AI auditing is evolving rapidly and will become increasingly significant. Legislation, government agencies, and private companies are introducing a wide variety of AI audits for various sectors and industries. This study will focus on audits of AI tools for human resource (HR) decisions, particularly hiring decisions. Such decisions are highly consequential. While there has been extensive research done with regard to AI audits in this field in general, the fairness of HR AI tools, and the trust users have in the tools, there has been less focus on how AI audits could specifically increase the trust in such tools. By studying how users (applicants, employees, recruiters, HR managers) feel about different AI auditing models and in particular which parts of audits affect their trust towards AI tools, this study aims to gain deeper insights into the value and problems of AI auditing for users of AI in general.

UX Work as an Auditing Opportunity: Exploring the Role of Conversational UX Designers

Awardee: Elizabeth Rodwell (University of Houston)
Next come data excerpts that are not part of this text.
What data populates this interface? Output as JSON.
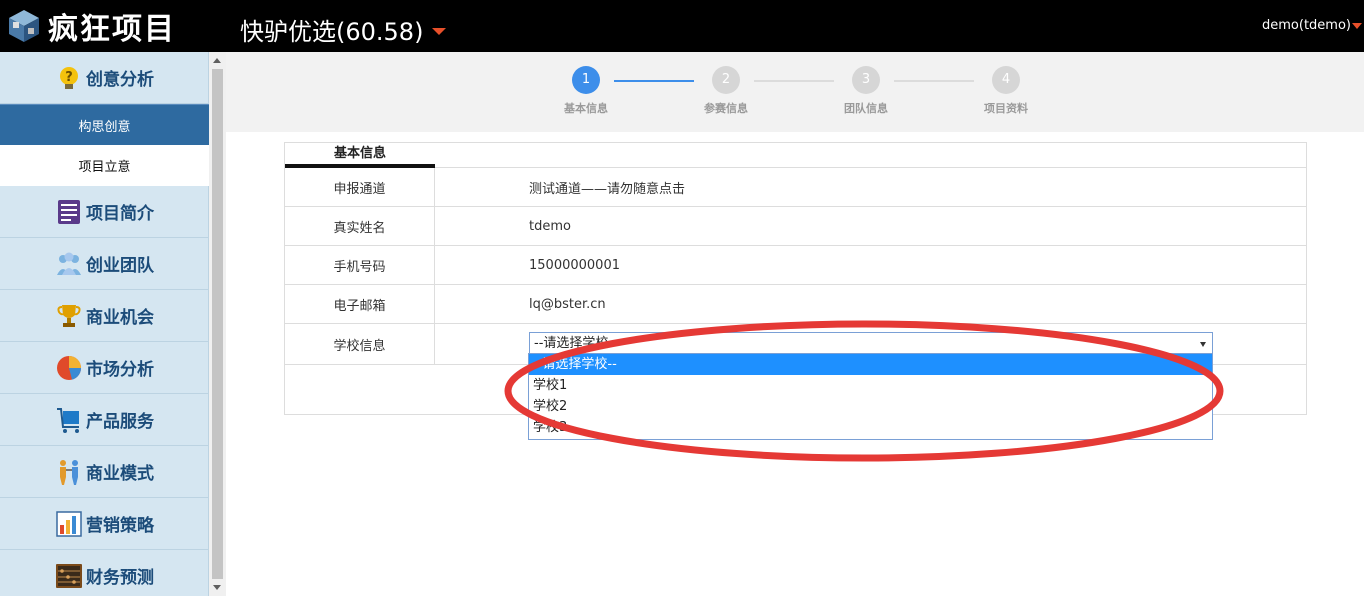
{
  "header": {
    "logo_text": "疯狂项目",
    "project_title": "快驴优选(60.58)",
    "user": "demo(tdemo)"
  },
  "sidebar": {
    "sections": [
      {
        "label": "创意分析",
        "icon": "lightbulb-icon"
      },
      {
        "label": "项目简介",
        "icon": "document-icon"
      },
      {
        "label": "创业团队",
        "icon": "team-icon"
      },
      {
        "label": "商业机会",
        "icon": "trophy-icon"
      },
      {
        "label": "市场分析",
        "icon": "pie-chart-icon"
      },
      {
        "label": "产品服务",
        "icon": "cart-icon"
      },
      {
        "label": "商业模式",
        "icon": "people-icon"
      },
      {
        "label": "营销策略",
        "icon": "bar-chart-icon"
      },
      {
        "label": "财务预测",
        "icon": "abacus-icon"
      }
    ],
    "subitems": [
      {
        "label": "构思创意",
        "active": true
      },
      {
        "label": "项目立意",
        "active": false
      }
    ]
  },
  "stepper": [
    {
      "num": "1",
      "label": "基本信息",
      "active": true
    },
    {
      "num": "2",
      "label": "参赛信息",
      "active": false
    },
    {
      "num": "3",
      "label": "团队信息",
      "active": false
    },
    {
      "num": "4",
      "label": "项目资料",
      "active": false
    }
  ],
  "form": {
    "tab_label": "基本信息",
    "rows": [
      {
        "label": "申报通道",
        "value": "测试通道——请勿随意点击"
      },
      {
        "label": "真实姓名",
        "value": "tdemo"
      },
      {
        "label": "手机号码",
        "value": "15000000001"
      },
      {
        "label": "电子邮箱",
        "value": "lq@bster.cn"
      }
    ],
    "school": {
      "label": "学校信息",
      "selected": "--请选择学校--",
      "options": [
        "--请选择学校--",
        "学校1",
        "学校2",
        "学校3"
      ]
    }
  },
  "colors": {
    "accent": "#3d8eea",
    "sidebar_bg": "#d5e6f1",
    "sidebar_active": "#2e6aa0",
    "annotation": "#e53935",
    "header_bg": "#000000"
  }
}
User experience (UX) as a field has expanded rapidly, with many companies rushing to hire user experience professionals for the first time, and the intersection of usability and artificial intelligence becoming a significant part of the field. Therefore, UX researchers and designers are in a unique position to contribute to a more accountable AI and to develop tools and processes to audit this technology. This project focuses specifically on UX professionals working within a challenging subfield of conversational AI: voice assistants. It proposes a fieldwork-based collaboration within which the researcher analyzes how social inequities are reproduced in AI and establishes which methodologies UX can contribute to increasing oversight and accountability for businesses. UX has already laid the groundwork to intervene when a company’s products are working against the best interest of its users. But it must go further, in always considering ethics part of the user experience.